Ik ging op bed zitten, mijn handen in mijn schoot en schudde mijn hoofd.

'Ik weet het, lieverd.' Ze kwam naast me zitten en pakte mijn hand vast. 'Ik weet dat je het zou hebben gestopt, als je had gekund. De liefde kwam gewoon naar boven bij jou en bij hem. Niet jullie schuld. Jullie voelden je heel jong al tot elkaar aangetrokken, en als tussen twee bloemen in het bos bloeide jullie liefde op en omstrengelden jullie elkaar. Maar het is verkeerd, dus moet je het maar weer ontstrengelen. Het zal pijnlijk zijn, en bij alle andere ellende is het dubbel verdrietig, maar ik sleep je er wel doorheen, Annie.'

'Maar Luke dan!' riep ik uit. Hij had niemand om hem te helpen en te troosten.

'Die moet zijn eigen weg gaan, Annie. Ik heb het je gezegd. Hij heeft niet alleen de naam van Luke Casteel, maar ook zijn bloed.

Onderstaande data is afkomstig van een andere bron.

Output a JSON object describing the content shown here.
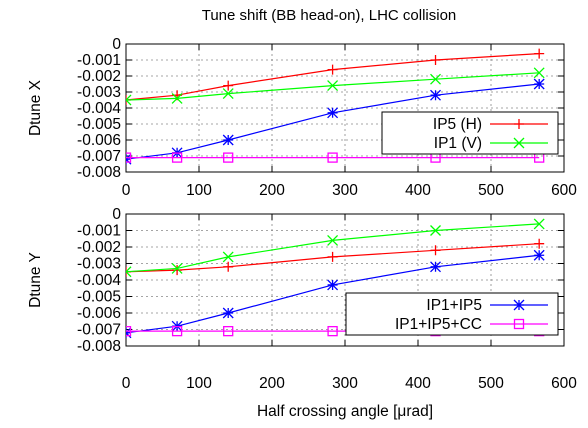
{
  "title": "Tune shift (BB head-on), LHC collision",
  "xlabel": "Half crossing angle [μrad]",
  "chart_data": [
    {
      "type": "line",
      "panel": "top",
      "ylabel": "Dtune X",
      "xlim": [
        0,
        600
      ],
      "ylim": [
        -0.008,
        0
      ],
      "x_ticks": [
        0,
        100,
        200,
        300,
        400,
        500,
        600
      ],
      "y_ticks": [
        "0",
        "-0.001",
        "-0.002",
        "-0.003",
        "-0.004",
        "-0.005",
        "-0.006",
        "-0.007",
        "-0.008"
      ],
      "grid": true,
      "legend_position": "bottom-right",
      "legend_series": [
        0,
        1
      ],
      "x": [
        0,
        70,
        140,
        283,
        424,
        566
      ],
      "series": [
        {
          "name": "IP5 (H)",
          "color": "#ff0000",
          "marker": "plus",
          "values": [
            -0.0035,
            -0.0032,
            -0.0026,
            -0.0016,
            -0.001,
            -0.0006
          ]
        },
        {
          "name": "IP1 (V)",
          "color": "#00ff00",
          "marker": "cross",
          "values": [
            -0.0035,
            -0.0034,
            -0.0031,
            -0.0026,
            -0.0022,
            -0.0018
          ]
        },
        {
          "name": "IP1+IP5",
          "color": "#0000ff",
          "marker": "star",
          "values": [
            -0.0072,
            -0.0068,
            -0.006,
            -0.0043,
            -0.0032,
            -0.0025
          ]
        },
        {
          "name": "IP1+IP5+CC",
          "color": "#ff00ff",
          "marker": "square",
          "values": [
            -0.0071,
            -0.0071,
            -0.0071,
            -0.0071,
            -0.0071,
            -0.0071
          ]
        }
      ]
    },
    {
      "type": "line",
      "panel": "bottom",
      "ylabel": "Dtune Y",
      "xlim": [
        0,
        600
      ],
      "ylim": [
        -0.008,
        0
      ],
      "x_ticks": [
        0,
        100,
        200,
        300,
        400,
        500,
        600
      ],
      "y_ticks": [
        "0",
        "-0.001",
        "-0.002",
        "-0.003",
        "-0.004",
        "-0.005",
        "-0.006",
        "-0.007",
        "-0.008"
      ],
      "grid": true,
      "legend_position": "bottom-right",
      "legend_series": [
        2,
        3
      ],
      "x": [
        0,
        70,
        140,
        283,
        424,
        566
      ],
      "series": [
        {
          "name": "IP5 (H)",
          "color": "#ff0000",
          "marker": "plus",
          "values": [
            -0.0035,
            -0.0034,
            -0.0032,
            -0.0026,
            -0.0022,
            -0.0018
          ]
        },
        {
          "name": "IP1 (V)",
          "color": "#00ff00",
          "marker": "cross",
          "values": [
            -0.0035,
            -0.0033,
            -0.0026,
            -0.0016,
            -0.001,
            -0.0006
          ]
        },
        {
          "name": "IP1+IP5",
          "color": "#0000ff",
          "marker": "star",
          "values": [
            -0.0072,
            -0.0068,
            -0.006,
            -0.0043,
            -0.0032,
            -0.0025
          ]
        },
        {
          "name": "IP1+IP5+CC",
          "color": "#ff00ff",
          "marker": "square",
          "values": [
            -0.0071,
            -0.0071,
            -0.0071,
            -0.0071,
            -0.0071,
            -0.0071
          ]
        }
      ]
    }
  ]
}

Ik hield van mijn papa, maar er brandde een vuur achter die mooie kijkers van hem.'

'Tante Fanny, ik voel me zo ziek vanbinnen, zo leeg en alleen. Ik kan er niet tegenop', kreunde ik. Ze sloeg haar armen om me heen en hield me een paar ogenblikken tegen zich aan. Toen kuste ze me op mijn voorhoofd en hield me op armlengte afstand.

'Kom, Annie. Ik breng je weer naar je bed. Je moet nu aan je eigen gezondheid denken.'

Ik liet me door haar helpen. Toen ik weer onder de deken lag, bukte ze zich en kuste me op mijn voorhoofd en streelde me over mijn haar, net als mijn moeder altijd had gedaan.

'Probeer te slapen, Annie. Ik blijf bij je en help je tot je weer op de been bent.'

'Dank je, tante Fanny.'

'Wij vrouwen moeten één lijn trekken', zei ze glimlachend. Ze trok haar schouders recht om duidelijk te maken dat we ons er samen wel doorheen zouden slaan.

Ze kuste me weer en toen liet ze me alleen in het donker, met slechts de echo van Lukes stem naast me. Ik zag zijn ogen nog dicht bij de mijne.

'Het is niet weerzinwekkend; het kan niet weerzinwekkend zijn', fluisterde ik, en ik viel in slaap met de herinnering aan zijn kus op mijn lippen.